Each year, the alliance known as the Advocates for Highway and Auto Safety (Advocates) publishes a Roadmap to State Highway Safety Laws. This guide serves as a point of reference for state lawmakers who are concerned about the rate of motor vehicle accidents and accident-related injuries that occur on their state’s highways each year.
The Advocates compile data about each state’s highway safety laws and compare them with a set of laws that is currently considered ideal for preventing as many highway accidents as possible. These laws are broken into various categories, explained and compared on a state-by-state basis.
At the end of the report, each state is given an overall ranking of red, yellow or green and is given guidance on how state lawmakers can improve their state’s laws before the next report is published. States given a red rating are in need of significant reform. States given a yellow rating are in need of legislative improvements. States given a green rating are well on their way to preventing as many highway accidents as possible through legislative means.

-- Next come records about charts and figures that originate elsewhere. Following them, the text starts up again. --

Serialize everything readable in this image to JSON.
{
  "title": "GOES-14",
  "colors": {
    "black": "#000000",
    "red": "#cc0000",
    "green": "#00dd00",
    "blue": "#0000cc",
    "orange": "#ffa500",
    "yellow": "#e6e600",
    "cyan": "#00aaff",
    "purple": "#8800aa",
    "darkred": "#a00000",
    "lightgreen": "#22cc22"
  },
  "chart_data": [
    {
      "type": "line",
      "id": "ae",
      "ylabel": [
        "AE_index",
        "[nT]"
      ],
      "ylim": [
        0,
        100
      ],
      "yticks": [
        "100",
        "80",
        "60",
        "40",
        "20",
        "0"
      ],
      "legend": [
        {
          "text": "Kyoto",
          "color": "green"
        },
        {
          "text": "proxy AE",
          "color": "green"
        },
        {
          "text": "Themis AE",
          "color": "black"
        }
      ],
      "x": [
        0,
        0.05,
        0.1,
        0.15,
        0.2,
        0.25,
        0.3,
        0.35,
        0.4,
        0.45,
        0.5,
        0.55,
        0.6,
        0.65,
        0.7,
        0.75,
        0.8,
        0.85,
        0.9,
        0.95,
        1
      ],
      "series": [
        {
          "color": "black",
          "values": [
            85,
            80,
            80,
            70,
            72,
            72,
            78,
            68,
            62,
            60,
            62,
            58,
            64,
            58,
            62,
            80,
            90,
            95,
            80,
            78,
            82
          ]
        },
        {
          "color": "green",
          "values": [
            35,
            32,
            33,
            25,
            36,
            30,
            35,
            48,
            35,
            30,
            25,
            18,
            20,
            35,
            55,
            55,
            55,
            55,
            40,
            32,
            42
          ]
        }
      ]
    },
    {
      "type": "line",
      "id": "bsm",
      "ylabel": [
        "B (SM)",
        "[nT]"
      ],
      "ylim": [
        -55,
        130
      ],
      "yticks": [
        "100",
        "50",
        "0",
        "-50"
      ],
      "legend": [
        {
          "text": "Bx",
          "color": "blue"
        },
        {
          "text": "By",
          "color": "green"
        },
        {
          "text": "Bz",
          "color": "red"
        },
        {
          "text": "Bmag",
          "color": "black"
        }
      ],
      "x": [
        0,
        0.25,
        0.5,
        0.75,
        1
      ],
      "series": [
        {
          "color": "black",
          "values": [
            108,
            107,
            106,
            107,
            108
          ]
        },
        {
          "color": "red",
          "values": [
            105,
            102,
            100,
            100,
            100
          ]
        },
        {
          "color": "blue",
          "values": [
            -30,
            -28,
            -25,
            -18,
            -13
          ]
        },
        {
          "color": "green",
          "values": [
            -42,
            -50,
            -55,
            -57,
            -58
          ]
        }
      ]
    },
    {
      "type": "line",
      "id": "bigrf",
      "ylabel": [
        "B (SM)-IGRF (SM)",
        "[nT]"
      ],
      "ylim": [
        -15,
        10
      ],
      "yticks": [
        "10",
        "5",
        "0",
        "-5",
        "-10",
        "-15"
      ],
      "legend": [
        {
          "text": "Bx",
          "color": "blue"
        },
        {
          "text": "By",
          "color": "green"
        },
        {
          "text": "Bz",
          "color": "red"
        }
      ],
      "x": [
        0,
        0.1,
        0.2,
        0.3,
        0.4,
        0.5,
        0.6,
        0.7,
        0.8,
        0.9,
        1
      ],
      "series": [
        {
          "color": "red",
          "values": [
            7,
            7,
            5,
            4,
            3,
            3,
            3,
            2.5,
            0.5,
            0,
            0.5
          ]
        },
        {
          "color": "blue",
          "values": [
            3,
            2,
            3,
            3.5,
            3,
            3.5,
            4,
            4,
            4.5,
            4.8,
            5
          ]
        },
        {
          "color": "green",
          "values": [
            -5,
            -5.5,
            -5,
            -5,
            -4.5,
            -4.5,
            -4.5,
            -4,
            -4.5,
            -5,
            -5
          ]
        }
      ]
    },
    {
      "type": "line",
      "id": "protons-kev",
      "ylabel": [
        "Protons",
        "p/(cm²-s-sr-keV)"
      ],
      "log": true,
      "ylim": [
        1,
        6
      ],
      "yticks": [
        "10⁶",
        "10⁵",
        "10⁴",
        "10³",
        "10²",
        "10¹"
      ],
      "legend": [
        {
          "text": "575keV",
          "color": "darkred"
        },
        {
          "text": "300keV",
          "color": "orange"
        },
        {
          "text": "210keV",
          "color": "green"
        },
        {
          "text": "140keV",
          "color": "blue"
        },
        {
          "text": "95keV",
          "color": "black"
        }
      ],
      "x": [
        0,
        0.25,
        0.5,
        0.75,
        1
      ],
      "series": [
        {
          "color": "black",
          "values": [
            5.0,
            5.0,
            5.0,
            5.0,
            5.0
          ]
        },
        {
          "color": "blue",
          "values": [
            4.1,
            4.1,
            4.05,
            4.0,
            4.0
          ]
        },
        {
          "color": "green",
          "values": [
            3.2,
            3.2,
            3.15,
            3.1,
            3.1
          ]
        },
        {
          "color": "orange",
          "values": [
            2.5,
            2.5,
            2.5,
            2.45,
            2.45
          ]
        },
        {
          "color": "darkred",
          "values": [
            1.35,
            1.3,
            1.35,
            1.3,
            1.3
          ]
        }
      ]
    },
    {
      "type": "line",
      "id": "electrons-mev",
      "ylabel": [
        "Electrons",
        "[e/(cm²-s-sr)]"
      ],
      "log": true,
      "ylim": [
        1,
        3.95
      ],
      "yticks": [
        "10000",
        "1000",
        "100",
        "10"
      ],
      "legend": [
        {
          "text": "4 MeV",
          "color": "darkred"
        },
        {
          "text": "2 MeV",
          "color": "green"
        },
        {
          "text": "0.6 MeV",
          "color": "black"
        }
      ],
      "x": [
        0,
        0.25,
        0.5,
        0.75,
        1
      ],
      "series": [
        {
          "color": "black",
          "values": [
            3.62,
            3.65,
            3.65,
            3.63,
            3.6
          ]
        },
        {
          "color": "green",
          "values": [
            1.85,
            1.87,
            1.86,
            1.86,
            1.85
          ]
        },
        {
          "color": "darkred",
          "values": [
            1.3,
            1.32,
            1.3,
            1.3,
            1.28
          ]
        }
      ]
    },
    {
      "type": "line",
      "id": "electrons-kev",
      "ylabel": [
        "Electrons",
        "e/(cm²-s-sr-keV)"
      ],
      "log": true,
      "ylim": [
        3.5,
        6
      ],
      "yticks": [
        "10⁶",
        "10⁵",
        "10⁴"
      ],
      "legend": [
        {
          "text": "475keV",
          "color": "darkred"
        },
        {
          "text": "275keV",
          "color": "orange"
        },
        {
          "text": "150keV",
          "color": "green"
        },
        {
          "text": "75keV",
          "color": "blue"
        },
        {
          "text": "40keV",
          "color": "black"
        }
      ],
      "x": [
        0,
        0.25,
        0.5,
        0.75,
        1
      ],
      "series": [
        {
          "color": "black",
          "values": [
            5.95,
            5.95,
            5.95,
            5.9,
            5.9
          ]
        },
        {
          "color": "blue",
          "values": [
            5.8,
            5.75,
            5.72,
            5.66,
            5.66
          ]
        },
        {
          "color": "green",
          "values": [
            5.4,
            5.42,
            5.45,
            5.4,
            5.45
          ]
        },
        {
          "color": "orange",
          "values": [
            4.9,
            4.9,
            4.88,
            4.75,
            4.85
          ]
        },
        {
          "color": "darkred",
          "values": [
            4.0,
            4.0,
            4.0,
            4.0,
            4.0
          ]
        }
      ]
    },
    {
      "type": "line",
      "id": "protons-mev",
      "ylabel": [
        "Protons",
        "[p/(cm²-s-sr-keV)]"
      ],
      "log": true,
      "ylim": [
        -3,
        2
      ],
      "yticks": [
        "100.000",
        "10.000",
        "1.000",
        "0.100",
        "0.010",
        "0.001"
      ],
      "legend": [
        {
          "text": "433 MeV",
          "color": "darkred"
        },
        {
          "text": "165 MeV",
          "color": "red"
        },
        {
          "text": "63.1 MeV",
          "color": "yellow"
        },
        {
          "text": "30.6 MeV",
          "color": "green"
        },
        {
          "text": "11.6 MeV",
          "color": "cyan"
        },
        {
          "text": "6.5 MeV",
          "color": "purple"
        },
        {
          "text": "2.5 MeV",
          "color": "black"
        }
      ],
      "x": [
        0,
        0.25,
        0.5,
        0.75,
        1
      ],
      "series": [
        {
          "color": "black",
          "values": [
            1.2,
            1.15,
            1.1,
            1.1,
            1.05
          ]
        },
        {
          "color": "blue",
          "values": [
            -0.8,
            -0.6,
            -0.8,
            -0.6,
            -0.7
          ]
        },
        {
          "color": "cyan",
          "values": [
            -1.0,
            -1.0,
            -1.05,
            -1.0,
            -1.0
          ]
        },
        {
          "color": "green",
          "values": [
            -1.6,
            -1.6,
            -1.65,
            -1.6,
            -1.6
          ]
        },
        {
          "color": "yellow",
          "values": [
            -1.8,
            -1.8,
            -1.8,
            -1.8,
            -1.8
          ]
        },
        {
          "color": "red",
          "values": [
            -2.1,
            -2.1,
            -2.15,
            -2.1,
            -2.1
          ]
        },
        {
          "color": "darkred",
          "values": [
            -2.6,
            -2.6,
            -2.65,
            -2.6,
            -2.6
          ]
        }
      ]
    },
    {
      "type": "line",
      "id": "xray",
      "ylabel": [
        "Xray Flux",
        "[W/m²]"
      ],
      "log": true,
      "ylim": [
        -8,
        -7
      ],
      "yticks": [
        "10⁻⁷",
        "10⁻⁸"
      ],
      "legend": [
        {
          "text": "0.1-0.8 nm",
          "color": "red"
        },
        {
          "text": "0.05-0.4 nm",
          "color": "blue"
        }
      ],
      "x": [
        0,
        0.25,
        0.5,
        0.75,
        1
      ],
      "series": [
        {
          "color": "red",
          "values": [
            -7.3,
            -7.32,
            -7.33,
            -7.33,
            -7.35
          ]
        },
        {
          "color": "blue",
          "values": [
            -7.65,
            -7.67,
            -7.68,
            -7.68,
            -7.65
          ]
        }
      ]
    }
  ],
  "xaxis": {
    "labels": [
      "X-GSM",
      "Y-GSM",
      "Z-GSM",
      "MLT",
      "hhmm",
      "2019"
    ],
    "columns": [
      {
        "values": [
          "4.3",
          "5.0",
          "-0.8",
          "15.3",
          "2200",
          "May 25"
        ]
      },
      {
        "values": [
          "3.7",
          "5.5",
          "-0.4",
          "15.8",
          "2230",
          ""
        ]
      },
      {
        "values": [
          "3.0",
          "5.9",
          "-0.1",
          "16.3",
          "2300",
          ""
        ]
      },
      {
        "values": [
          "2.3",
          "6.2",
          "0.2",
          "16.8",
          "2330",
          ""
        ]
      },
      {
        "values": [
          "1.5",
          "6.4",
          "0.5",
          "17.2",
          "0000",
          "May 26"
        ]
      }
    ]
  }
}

The Advocates granted the District of Columbia a green rating and Maryland a yellow rating in its 2014 Roadmap. The District is advised to require all individuals convicted of drunk driving to install ignition interlock devices and to strengthen its nighttime and cellphone provisions of its graduated drivers’ license (GDL) program. Maryland is advised to also pass ignition interlock legislation, strengthen its GDL program in numerous ways and require primary enforcement of seatbelt laws for rear seat passengers.